Même s'ils sont menacés d'extinction, les éléphants sont aujourd'hui trop nombreux, selon des experts, dans les grands parcs d'Afrique du Sud. Pour venir à bout du problème, les autorités du pays planifiaient depuis 2008 de faire renaître une vieille pratique impopulaire : l'abattage de pachydermes. Un ballon de soccer leur a bloqué le chemin.

Au milieu de la clairière, la Jeep s'immobilise. Juste devant, sur la route, une dizaine d'éléphants engloutissent les herbes et les arbrisseaux qui se trouvent sur leur passage. Émerveillés, les touristes prennent des photos à qui mieux-mieux. Les autorités des parcs nationaux d'Afrique du Sud, elles, voient les choses d'un autre oeil.

 

«Nous n'avons pas de problèmes majeurs ici à Pilanesberg, mais dans des parcs comme le parc Kruger, la surpopulation d'éléphants inquiète de plus en plus», explique Philipp, le guide du safari, perché à l'avant du véhicule. «Les éléphants mangent jusqu'à 300 kg de végétation par jour. Trop nombreux, ils font de véritables dégâts.»

À eux seuls, les éléphants peuvent transformer un bout de savane en clairière désertique en peu de temps. Affamés, ils peuvent s'en prendre aux fermes à proximité des parcs nationaux.

Dans les années 70, quand ils s'inquiétaient de la surpopulation d'éléphants dans un endroit donné, les Sud-Africains éliminaient des hordes entières de pachydermes. D'un hélicoptère, un tireur à vue abattait la femelle dominante d'un groupe d'éléphants et ceux qui l'entouraient. «L'abattage était alors commun. Les spécialistes ont remarqué que les éléphants qui survivaient étaient complètement désorientés et délinquants; ils tuaient notamment des rhinocéros qui ne voulaient pas s'accoupler avec eux», se souvient Dave Johnson, gestionnaire du Kwa Maritane Lodge, un hôtel quatre étoiles qui accueille les visiteurs du parc national de Pilanesberg.

 

Moratoire levé

Aussi controversée que la chasse aux phoques dans l'Arctique canadien, la pratique a été interdite en 1995. Résultat: le parc Kruger, qui avait une population de 8000 éléphants au début du moratoire, en comptait près de 12 500 en 2008. Si la tendance se poursuit, on comptera 34 000 pachydermes dans ce paradis du safari d'ici 2020.

Conscients qu'une telle population d'éléphants sans prédateurs naturels aurait des effets désastreux sur la biodiversité des parcs, les autorités ont mis au point en 2008 un plan de gestion. Ils ont ouvert les frontières des parcs avec les pays avoisinants comme le Mozambique et le Zimbabwe afin que les gros mammifères se promènent plus librement. Ils ont déplacé certaines bêtes dans les parcs et les réserves qui pouvaient en accueillir davantage et ont introduit un programme de contraception et des vasectomies sélectives. Mais ils ont aussi levé le moratoire sur l'abattage, promettant d'utiliser cette méthode en dernier recours.

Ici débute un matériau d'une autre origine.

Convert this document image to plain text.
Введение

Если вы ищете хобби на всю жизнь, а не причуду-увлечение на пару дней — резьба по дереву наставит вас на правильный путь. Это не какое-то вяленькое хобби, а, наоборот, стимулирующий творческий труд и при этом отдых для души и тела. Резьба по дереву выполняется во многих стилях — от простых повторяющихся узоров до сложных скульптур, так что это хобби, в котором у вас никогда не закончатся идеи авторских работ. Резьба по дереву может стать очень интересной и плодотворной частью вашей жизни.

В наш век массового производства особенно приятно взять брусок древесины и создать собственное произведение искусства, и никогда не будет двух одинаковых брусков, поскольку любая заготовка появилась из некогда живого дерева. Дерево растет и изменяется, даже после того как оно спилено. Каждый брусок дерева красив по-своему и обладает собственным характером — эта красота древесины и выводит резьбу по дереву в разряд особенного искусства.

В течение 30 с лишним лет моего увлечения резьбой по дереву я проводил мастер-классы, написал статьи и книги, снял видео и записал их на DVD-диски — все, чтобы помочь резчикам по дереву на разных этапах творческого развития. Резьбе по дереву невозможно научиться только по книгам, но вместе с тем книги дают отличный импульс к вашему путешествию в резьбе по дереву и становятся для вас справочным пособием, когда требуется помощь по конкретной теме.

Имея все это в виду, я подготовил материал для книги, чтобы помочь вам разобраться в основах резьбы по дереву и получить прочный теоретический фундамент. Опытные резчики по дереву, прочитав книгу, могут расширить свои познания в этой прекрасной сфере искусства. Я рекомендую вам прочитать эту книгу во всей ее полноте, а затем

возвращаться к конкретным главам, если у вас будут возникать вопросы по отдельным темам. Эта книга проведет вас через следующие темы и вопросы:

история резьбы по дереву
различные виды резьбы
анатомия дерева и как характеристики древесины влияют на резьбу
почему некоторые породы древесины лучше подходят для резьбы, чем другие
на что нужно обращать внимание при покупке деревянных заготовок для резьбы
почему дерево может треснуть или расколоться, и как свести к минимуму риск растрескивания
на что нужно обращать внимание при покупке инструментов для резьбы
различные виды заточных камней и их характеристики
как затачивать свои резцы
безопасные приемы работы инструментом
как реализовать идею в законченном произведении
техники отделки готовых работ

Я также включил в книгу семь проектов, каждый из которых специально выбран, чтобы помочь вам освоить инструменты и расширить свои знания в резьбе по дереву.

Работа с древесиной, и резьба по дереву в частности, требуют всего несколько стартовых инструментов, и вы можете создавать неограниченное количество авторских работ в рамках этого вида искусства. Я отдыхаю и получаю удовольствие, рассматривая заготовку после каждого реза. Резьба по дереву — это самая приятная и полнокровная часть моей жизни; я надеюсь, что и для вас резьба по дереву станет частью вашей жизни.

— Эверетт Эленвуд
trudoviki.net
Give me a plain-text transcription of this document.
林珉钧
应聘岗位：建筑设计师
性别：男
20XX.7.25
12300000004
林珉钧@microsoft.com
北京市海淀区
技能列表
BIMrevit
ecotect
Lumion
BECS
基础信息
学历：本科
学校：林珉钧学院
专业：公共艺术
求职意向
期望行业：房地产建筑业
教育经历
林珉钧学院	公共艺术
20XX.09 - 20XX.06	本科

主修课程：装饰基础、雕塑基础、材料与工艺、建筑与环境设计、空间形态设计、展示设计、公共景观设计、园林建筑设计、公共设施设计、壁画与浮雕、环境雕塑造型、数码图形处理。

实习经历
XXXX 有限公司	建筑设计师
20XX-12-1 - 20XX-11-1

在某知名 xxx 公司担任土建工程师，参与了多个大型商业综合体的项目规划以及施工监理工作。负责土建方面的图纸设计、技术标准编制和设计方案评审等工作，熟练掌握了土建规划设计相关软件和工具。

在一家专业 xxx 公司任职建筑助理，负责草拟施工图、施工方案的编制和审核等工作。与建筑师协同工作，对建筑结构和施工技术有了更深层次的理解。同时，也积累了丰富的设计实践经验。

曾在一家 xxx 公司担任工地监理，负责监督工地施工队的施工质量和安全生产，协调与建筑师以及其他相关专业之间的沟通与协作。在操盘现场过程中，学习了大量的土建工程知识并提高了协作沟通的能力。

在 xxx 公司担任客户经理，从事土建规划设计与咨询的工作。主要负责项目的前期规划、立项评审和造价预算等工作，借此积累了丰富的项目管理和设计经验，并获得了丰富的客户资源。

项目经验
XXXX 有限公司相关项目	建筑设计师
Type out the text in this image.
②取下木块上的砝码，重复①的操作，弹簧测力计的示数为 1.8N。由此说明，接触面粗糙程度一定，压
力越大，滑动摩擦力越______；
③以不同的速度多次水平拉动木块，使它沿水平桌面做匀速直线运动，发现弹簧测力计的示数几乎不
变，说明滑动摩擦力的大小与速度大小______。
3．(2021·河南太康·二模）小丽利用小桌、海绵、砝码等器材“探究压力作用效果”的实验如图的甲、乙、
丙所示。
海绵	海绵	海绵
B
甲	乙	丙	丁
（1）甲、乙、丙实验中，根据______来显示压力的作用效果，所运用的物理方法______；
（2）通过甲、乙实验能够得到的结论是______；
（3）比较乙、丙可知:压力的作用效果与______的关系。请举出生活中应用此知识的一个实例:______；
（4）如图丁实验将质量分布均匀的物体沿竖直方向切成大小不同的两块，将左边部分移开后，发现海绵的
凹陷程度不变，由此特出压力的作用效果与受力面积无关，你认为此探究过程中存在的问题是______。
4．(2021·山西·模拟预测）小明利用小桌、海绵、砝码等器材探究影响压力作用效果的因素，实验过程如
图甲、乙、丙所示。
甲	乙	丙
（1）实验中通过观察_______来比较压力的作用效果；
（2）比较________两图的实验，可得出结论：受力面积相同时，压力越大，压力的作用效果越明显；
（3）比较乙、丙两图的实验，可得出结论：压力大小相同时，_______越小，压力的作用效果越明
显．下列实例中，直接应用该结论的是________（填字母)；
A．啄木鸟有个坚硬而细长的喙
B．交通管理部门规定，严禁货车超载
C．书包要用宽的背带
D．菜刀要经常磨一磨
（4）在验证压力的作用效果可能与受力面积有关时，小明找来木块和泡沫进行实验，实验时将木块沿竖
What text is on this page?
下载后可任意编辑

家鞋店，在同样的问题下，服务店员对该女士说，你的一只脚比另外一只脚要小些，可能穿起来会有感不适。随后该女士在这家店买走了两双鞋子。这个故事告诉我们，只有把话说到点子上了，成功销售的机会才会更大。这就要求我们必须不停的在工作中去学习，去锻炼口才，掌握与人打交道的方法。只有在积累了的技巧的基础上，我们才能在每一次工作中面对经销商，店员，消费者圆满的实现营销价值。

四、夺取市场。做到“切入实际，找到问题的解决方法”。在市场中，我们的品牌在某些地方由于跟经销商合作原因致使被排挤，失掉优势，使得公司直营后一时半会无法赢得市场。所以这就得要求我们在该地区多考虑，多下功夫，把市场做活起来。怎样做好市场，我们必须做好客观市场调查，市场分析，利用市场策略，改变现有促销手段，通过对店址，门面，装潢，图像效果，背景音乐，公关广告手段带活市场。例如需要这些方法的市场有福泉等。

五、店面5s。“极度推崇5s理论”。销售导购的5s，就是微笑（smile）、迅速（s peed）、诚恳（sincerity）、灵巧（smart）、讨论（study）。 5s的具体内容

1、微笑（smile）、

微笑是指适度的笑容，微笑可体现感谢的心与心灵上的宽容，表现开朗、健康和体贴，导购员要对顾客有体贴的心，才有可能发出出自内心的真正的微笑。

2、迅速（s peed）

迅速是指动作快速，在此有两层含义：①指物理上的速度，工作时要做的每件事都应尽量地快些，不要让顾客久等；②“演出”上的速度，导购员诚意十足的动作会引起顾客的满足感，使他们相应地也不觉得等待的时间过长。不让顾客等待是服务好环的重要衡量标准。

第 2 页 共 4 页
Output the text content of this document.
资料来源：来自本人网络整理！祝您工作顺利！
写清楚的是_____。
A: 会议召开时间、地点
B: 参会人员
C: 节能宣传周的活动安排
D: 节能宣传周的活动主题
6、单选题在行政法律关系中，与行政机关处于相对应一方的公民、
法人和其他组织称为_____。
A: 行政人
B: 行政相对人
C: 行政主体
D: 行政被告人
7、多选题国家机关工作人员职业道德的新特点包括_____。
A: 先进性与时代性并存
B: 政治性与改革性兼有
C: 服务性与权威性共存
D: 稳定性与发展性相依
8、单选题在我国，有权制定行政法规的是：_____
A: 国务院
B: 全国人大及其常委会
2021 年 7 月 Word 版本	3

La levée de boucliers ne s'est pas fait attendre. Des organismes de défense des animaux et des scientifiques ont dénoncé l'idée, la qualifiant d'injustifiée et de cruelle. Certaines organisations, dont Animal Rights Africa, ont menacé de lancer une campagne de boycottage du tourisme dans le pays de Nelson Mandela.

Les dirigeants des parcs nationaux n'ont pas manqué de répondre à leurs détracteurs. «Nous n'aimons pas l'idée d'abattre des éléphants au Parc national Kruger, mais nous croyons que c'est notre devoir», a écrit dans un éditorial David Mabunda, grand patron des Parcs nationaux d'Afrique du Sud.

Malgré la fin du moratoire, aucun éléphant n'a encore été abattu. La raison? Avec l'avènement de la Coupe du monde de soccer, qui y aura lieu du 11 juin au 11 juillet, l'Afrique du Sud, qui reçoit déjà 9 millions de touristes par année, attend l'arrivée de centaines de milliers de visiteurs de plus cette année. La plupart d'entre eux feront un séjour dans un des parcs nationaux pour y admirer les «Big Five» (cinq gros): lions, rhinocéros, buffles, girafes et éléphants. Fuyant la mauvaise publicité, les autorités ont décidé de remettre à plus tard l'abattage.

Un répit pour les éléphants, qui continueront de faire la loi dans la savane tant que les ballons de soccer rouleront.